Viola stared at the bottle in his hand. It was a rare vintage.

She dropped her spoon. “Where did you get that?”

“I liberated it from an airship bound for the estate of Baron Du Broveny,” he said.

“You stole this?”

“I stole everything in here, why does that surprise you?”

Viola stared down at the food in her bowl, the spices no longer so tantalising. She should have known this. Of course everything here belonged to someone else.

“He shot the deer,” Cordelia added. “If that helps.”

“I did. The deer I came by honestly.” Nicodemus poured out two goblets, handing one to Cordelia. She seemed a little young for wine, but Viola suspected the girl was probably too young for a lot of the things that had happened to her.

Nicodemus held up the final empty glass. “You sure I can’t tempt you?”

“This is wrong.”

“This is delicious. Notes of peach, wouldn’t you say, Bones?”

Cordelia sipped her goblet. “Summer fruits, certainly.”

Viola scowled at them both.

“Oh, lighten up, Windbright,” said Nicodemus, admiring the contents of his goblet. “Who do you think deserves this more? Baron Du Broveny or you? I guarantee you’ve worked a lot harder for a lot less. ”

Viola refused to drink the wine, but knew she had to eat. She decided to have as little as possible, just enough to sustain her.

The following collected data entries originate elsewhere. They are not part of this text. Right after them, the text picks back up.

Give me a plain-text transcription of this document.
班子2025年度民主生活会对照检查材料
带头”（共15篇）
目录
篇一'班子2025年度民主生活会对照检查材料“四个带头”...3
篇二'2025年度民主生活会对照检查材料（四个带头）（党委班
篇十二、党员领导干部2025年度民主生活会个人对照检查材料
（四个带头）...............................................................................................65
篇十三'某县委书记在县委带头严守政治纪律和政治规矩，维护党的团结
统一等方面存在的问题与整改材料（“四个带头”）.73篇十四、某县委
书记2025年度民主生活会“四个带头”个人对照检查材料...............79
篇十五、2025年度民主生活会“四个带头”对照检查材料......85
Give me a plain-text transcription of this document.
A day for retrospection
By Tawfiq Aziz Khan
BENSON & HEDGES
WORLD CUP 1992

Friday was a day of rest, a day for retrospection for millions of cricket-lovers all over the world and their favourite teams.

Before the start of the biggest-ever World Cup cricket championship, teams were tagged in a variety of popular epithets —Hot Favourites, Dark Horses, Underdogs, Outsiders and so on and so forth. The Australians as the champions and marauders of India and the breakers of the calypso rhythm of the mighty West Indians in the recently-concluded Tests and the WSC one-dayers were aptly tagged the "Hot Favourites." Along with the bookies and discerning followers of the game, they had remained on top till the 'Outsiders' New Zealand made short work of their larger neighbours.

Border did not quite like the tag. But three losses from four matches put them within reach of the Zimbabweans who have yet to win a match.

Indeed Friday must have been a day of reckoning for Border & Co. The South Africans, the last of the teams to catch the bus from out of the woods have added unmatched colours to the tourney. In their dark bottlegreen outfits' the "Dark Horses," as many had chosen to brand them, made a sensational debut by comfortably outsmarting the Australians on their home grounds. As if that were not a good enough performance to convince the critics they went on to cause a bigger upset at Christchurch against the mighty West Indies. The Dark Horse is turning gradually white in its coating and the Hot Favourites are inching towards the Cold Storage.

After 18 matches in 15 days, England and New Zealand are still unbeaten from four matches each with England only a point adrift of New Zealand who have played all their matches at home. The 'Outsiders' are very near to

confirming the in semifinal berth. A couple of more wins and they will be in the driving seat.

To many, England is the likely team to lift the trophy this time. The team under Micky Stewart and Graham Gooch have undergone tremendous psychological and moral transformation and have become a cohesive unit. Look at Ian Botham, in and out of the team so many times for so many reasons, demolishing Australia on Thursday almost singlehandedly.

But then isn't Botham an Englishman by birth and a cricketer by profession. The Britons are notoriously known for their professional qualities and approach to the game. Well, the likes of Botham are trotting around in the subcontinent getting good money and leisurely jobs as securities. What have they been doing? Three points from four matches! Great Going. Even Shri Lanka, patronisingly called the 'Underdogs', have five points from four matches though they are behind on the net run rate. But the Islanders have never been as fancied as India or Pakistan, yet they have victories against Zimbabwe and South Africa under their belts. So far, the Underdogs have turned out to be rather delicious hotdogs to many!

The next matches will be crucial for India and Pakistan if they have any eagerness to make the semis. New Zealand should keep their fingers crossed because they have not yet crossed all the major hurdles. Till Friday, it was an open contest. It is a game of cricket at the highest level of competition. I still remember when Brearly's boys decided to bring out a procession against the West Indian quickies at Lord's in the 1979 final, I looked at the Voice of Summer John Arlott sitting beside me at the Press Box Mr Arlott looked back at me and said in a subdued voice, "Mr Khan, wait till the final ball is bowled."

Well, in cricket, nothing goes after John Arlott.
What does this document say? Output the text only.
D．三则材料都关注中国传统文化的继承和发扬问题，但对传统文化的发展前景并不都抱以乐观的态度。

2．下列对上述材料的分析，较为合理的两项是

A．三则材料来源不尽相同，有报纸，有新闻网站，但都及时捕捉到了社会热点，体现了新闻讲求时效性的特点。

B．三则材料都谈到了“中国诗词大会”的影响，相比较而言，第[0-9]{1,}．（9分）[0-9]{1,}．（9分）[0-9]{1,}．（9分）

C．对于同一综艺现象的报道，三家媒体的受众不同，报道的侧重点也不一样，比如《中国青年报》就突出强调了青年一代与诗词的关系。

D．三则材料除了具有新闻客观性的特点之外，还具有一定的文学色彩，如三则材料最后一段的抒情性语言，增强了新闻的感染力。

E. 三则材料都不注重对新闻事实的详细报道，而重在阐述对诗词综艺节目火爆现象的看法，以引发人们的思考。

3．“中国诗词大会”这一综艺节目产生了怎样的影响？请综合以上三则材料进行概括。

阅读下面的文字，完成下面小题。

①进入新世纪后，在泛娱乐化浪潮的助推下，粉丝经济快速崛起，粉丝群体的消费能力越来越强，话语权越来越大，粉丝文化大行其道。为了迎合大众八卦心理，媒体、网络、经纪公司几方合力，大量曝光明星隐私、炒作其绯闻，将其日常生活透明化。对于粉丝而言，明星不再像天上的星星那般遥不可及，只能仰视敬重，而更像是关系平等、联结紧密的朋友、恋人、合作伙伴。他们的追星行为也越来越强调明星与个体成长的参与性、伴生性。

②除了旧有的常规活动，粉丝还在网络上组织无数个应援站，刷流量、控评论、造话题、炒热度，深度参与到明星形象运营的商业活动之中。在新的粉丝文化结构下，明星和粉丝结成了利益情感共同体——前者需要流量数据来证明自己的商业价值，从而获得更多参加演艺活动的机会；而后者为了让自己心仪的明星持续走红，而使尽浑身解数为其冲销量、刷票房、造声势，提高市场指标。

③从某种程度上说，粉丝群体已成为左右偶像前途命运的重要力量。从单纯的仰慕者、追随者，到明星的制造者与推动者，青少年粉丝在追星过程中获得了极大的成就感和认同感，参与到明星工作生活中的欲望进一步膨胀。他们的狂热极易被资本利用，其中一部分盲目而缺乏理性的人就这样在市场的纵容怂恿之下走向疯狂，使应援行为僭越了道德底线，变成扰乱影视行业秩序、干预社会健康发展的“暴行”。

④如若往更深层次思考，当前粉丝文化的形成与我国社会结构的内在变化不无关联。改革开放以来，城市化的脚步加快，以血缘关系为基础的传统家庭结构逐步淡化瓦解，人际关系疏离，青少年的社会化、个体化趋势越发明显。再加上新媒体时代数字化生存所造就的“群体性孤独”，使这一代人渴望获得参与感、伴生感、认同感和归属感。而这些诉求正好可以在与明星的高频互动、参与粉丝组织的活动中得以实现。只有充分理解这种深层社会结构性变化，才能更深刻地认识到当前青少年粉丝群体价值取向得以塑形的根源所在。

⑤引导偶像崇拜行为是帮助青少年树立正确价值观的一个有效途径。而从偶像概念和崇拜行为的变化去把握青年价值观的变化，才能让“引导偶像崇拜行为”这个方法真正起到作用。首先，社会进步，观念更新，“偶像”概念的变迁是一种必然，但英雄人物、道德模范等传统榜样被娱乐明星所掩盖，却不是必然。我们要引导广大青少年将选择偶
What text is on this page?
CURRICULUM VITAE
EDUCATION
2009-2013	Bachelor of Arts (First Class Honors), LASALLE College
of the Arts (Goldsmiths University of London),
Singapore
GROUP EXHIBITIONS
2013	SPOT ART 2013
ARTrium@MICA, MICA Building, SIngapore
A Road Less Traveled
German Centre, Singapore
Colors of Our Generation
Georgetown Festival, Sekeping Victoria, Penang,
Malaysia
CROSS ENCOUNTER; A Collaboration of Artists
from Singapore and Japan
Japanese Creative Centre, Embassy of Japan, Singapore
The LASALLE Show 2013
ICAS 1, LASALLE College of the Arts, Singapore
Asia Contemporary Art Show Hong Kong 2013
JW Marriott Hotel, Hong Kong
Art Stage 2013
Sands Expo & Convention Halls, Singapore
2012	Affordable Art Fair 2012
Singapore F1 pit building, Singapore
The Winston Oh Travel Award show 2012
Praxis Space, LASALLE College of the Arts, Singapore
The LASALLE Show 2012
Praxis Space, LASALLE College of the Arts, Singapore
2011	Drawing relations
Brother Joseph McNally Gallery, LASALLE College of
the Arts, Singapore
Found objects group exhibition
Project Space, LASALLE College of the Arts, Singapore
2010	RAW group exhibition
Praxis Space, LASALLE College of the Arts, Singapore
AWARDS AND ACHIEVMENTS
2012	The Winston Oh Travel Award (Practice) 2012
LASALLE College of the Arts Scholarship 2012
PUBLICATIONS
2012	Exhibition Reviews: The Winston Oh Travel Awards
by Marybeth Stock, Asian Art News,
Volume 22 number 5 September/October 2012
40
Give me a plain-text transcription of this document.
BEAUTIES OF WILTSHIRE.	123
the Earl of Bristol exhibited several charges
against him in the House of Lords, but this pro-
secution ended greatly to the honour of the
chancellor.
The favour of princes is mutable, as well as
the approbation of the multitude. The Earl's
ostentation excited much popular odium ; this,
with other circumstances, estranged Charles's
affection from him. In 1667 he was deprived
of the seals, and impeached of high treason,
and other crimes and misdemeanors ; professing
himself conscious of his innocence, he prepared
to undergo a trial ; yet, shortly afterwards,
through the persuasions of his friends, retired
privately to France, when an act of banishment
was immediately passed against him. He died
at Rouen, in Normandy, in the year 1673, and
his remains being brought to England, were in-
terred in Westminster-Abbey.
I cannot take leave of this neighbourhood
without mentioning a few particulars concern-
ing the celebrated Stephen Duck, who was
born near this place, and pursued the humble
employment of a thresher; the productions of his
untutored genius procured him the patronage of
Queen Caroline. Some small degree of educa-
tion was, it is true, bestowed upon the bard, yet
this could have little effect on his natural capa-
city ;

She finished the entire bowl, though, and the first bread roll. She didn’t want to be wasteful.

Lunch over, she retired to her bedroom to carry on with the story, stopping every so often to take a turn around the room. Nicodemus appeared at one point to offer her fresh clothes and a basket of goods—vials and tinctures for her wounds, but also bathroom accoutrements should she fancy freshening up.

“I know you seem to object to the origins of our offerings, but sometimes needs must. I’ve included some menstrual supplies, should you have need of them.”

“I have the contraceptive rune,” she explained, thinking of the small rune below her naval which both prevented her from conceiving and stopped her monthlies altogether.

“Convenient.”

“It really is.”

She hadn’t been with anyone who could get her pregnant for a while, but most knights had them as standard regardless of preference or relationship status. The lack of monthlies alone was reason enough.

Viola frowned. “Why do you have menstrual supplies?”

“For Cordelia.”

“Is she old enough?”

“She’s thirteen.”

Viola blinked. The girl looked hardly any older than ten, maybe eleven—Miranda’s age. “She’s… small,” she said, realising she was supposed to say something.

Nicodemus stared oddly, his expression flat. No whisper of a smile or a smirk. “You remember the famine nine years ago? You must, surely.”

Viola nodded. Who didn’t? Her family had been one of the lucky ones. Whilst many of their crops had failed, they had enough to feed themselves and enough saved away that the famine didn’t ruin them like it did so many others. She still remembered going hungry, her family desperate to give as much away as they could, not wanting their neighbours to starve. She remembered the harrowed, hollow looks of the people in the town, the swollen bellies of the children. It was not something she would ever forget.

“Cordelia would only have been around four, then. I’m not sure of the specifics, but it clearly took its toll on her. She’ll never be the size of other, more fortunate folk.”

Viola paused for a moment to take all of this in. “How long has she been with you? ”

“Three years. I discovered her living in a cemetery outside of Florenwall.”

“She’s lucky to have found you,” said Viola before she could stop herself. It sounded far too much like a compliment.

“We were lucky to have found each other.”

Strange, Viola thought, that he’d never taken the girl with him on any of his heists, or utilised her power in any way that she could see. If Cordelia was capable of creating skeletal prosthetics that functioned as well as real fingers, Viola could only imagine what else she could do. Why didn’t Nicodemus use her?

She thought she might already have an answer to that, but she didn’t want to give it a voice. The Shadowmancer already seemed far more human than she wanted him to, even with that ridiculous mask.

“Well,” said Nicodemus, his face brightening. “I’ll leave you to it. Take it easy, Windbright. I’m most likely to kill you in the morning.”